Eine Ritzelwelle 8 verläuft vom Lenkgetriebe 3 nach rückwärts, und eine Gelenkwelle 10 ist mit dem hinteren
Ende der Ritzelwelle 8 über ein Kreuzgelenk 9 verbunden. Die Ritzelwelle 8 ist mit einem nicht dargestellten Ritzel
versehen, welches in die Zahnstange 4 eingreift. Eine Antriebswelle 12 (Fig. 2) ist mit dem hinteren Ende
der Gelenkwelle 10 über ein weiteres Kreuzgelenk 11 verbunden. Diese Antriebswelle 12 ist auf der Längsmittellinie
des hinteren Fahrzeugteils angeordnet und in einer Halterung 13 drehbar gelagert, wie Fig. 2 zeigt.
Eine Schwingwelle 15, die in Fig. 2 deutlicher dargestellt ist, ist mit dem hinteren Ende der Antriebswelle
12 über eine Gabel 14 verbunden, und.ein Verbindungselement 16 ist lose über einem mittleren Abschnitt der
Schwingwelle 15 angeordnet. Die beiden seitlichen Enden des Verbindungselements 16 sind mit Spurstangenteilen
25 über Kugelgelenke 26 verbunden, und das Verbindungselement 16 ist am mittleren Abschnitt eines Arms 17 gehalten,
der sich in Querrichtung des Fahrzeugs erstreckt.
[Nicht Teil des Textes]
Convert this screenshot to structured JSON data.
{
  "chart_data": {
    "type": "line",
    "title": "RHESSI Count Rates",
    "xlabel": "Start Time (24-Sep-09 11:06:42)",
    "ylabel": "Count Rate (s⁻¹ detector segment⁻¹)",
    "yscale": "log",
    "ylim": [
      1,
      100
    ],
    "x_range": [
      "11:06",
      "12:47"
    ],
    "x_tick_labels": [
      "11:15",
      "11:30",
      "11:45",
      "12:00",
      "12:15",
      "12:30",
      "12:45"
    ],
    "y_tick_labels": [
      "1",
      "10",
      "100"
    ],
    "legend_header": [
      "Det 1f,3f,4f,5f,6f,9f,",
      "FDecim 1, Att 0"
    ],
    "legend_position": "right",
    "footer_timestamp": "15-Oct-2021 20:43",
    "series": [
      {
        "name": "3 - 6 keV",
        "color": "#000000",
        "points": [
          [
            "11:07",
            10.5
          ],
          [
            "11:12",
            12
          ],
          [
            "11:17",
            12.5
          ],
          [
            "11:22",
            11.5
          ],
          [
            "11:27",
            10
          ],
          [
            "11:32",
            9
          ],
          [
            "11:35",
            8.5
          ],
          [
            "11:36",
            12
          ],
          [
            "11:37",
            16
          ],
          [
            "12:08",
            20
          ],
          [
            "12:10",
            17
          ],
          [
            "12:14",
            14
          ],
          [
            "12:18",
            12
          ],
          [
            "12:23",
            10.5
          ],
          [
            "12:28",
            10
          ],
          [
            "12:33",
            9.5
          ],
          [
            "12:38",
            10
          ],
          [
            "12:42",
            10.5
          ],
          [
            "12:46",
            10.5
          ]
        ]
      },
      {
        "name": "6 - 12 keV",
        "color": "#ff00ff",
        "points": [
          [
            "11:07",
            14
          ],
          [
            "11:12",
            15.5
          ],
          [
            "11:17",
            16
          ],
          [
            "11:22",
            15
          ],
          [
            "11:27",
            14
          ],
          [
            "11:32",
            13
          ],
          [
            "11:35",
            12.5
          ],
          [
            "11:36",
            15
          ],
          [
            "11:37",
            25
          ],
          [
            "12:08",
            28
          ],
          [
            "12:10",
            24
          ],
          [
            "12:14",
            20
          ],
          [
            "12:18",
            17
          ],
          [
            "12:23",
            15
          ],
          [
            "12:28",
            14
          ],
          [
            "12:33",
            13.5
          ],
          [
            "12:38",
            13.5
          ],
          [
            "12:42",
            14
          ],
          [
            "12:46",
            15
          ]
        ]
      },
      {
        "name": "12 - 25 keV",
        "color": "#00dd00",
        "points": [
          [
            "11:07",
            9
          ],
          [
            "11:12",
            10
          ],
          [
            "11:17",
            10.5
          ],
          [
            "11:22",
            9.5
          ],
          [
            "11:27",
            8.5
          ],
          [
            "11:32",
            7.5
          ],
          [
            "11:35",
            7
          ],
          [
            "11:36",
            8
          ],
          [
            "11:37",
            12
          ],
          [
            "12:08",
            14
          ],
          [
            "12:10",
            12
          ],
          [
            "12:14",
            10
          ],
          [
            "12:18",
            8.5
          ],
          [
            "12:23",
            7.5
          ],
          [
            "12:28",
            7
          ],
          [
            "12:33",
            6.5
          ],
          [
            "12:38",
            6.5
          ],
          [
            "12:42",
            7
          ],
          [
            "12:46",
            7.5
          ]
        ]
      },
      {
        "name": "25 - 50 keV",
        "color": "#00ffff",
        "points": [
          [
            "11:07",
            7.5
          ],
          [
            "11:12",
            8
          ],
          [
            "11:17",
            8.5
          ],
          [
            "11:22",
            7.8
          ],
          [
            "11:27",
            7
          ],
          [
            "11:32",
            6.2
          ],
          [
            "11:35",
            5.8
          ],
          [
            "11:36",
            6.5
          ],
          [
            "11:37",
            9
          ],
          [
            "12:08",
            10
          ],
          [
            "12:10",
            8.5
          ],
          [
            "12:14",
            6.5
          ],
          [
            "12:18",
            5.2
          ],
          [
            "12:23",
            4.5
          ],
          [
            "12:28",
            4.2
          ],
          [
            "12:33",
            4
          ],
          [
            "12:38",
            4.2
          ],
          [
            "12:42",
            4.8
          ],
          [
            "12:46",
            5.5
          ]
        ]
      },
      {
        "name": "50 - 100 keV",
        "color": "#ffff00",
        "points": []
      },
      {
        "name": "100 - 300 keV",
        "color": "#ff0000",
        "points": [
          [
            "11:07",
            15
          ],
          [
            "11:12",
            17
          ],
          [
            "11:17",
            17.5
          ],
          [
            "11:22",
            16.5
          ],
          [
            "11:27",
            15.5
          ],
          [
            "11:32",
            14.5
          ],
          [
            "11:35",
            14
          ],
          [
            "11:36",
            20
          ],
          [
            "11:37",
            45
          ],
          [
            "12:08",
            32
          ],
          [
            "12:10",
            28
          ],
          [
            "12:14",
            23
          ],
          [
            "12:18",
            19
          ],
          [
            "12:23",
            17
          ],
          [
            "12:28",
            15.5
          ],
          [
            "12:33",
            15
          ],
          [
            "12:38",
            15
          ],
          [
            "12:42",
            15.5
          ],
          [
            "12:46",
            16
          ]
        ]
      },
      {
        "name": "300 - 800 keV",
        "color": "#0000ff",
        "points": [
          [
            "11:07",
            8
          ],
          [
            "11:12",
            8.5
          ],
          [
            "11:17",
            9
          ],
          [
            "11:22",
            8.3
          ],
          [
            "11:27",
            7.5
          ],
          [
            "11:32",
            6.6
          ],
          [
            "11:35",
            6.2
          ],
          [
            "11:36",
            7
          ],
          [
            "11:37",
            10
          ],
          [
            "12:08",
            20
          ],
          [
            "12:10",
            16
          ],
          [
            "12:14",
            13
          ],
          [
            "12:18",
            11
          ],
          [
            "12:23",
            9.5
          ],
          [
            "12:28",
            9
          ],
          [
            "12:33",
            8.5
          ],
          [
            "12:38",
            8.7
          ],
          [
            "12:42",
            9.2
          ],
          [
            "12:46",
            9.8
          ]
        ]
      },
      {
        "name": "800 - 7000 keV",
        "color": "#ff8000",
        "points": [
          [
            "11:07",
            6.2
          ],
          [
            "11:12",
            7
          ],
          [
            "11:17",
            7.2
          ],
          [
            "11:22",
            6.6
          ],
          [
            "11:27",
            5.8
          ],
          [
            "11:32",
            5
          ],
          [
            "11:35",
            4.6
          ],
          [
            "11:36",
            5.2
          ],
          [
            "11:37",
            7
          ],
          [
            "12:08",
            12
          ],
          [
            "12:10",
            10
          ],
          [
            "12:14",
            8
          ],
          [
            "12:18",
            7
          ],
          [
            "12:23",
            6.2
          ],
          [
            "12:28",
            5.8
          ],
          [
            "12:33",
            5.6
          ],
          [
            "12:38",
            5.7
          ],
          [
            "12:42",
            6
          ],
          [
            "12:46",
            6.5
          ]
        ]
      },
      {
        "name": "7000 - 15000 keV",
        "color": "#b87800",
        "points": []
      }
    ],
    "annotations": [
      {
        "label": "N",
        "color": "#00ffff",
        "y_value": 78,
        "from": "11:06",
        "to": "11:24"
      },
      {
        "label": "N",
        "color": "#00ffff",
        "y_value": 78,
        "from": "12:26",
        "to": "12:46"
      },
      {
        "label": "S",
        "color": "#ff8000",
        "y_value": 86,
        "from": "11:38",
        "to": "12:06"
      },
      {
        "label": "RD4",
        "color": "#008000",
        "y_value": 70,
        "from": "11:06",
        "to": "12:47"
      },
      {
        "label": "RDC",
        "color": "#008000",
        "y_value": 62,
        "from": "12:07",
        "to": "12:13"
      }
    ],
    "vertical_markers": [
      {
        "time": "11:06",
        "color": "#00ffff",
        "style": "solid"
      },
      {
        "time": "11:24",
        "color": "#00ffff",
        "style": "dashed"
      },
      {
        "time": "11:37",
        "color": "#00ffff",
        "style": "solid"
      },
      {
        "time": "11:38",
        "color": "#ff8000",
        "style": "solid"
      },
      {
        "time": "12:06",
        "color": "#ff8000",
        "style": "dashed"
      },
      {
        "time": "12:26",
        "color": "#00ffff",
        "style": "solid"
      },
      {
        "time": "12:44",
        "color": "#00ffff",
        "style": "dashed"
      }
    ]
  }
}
Ein Ende des Arms 17 ist mit dem Fahrzeugkörper über ein Gelenkelement 18 und eine Aufhängung 19 verbunden, während
das andere Ende des Arms 17 mit dem Fahrzeugkörper über Gelenkelemente 20 und 21 und eine Aufhängung 22
so Verbundenist, daß der Arm 17 in einer vertikalen Ebene quer zur Längsrichtung des Fahrzeugs schwingen kann.
Eine Schwenkachse 23 des Gelenkelements 21 an der Aufhängung 22 kann einstückig mit dem Gelenkelement 21
drehen. Die Außenenden der Spurstangenteile 25 sind mit Spurhebeln 28 verbunden, die die Hinterräder 27 tragen,
wie Fig. 1 zeigt.
Ein Motor 31 ist an einem Teil des Fahrzeugkörpers beim anderen Ende des Arms 17 montiert, und eine Abtriebswelle des Motors 31 ist mit einer Schnecke 32 versehen,
die wiederum in ein Zahnsegment 24 eingreift, welches auf der Schwenkachse 23 des Gelenkelements 21 befestigt
ist. Somit bewirkt eine Drehung des Motors 31 die Drehung
des Arms 17. Das Fahrzeug ist ferner mit einem Rechner
ausgerüstet, der Signale von einem Fahrgeschwindigkeitssensor 34 und einem Positionssensor 35 empfängt, welcher
die Position der Schwenkachse 23 des Gelenkelements 21 auswertet und ein entsprechendes Steuersignal an den
Rechner 33 abgibt, so daß die Drehung des Motors 31 abhängig von der Fahrgeschwindigkeit gesteuert werden kann.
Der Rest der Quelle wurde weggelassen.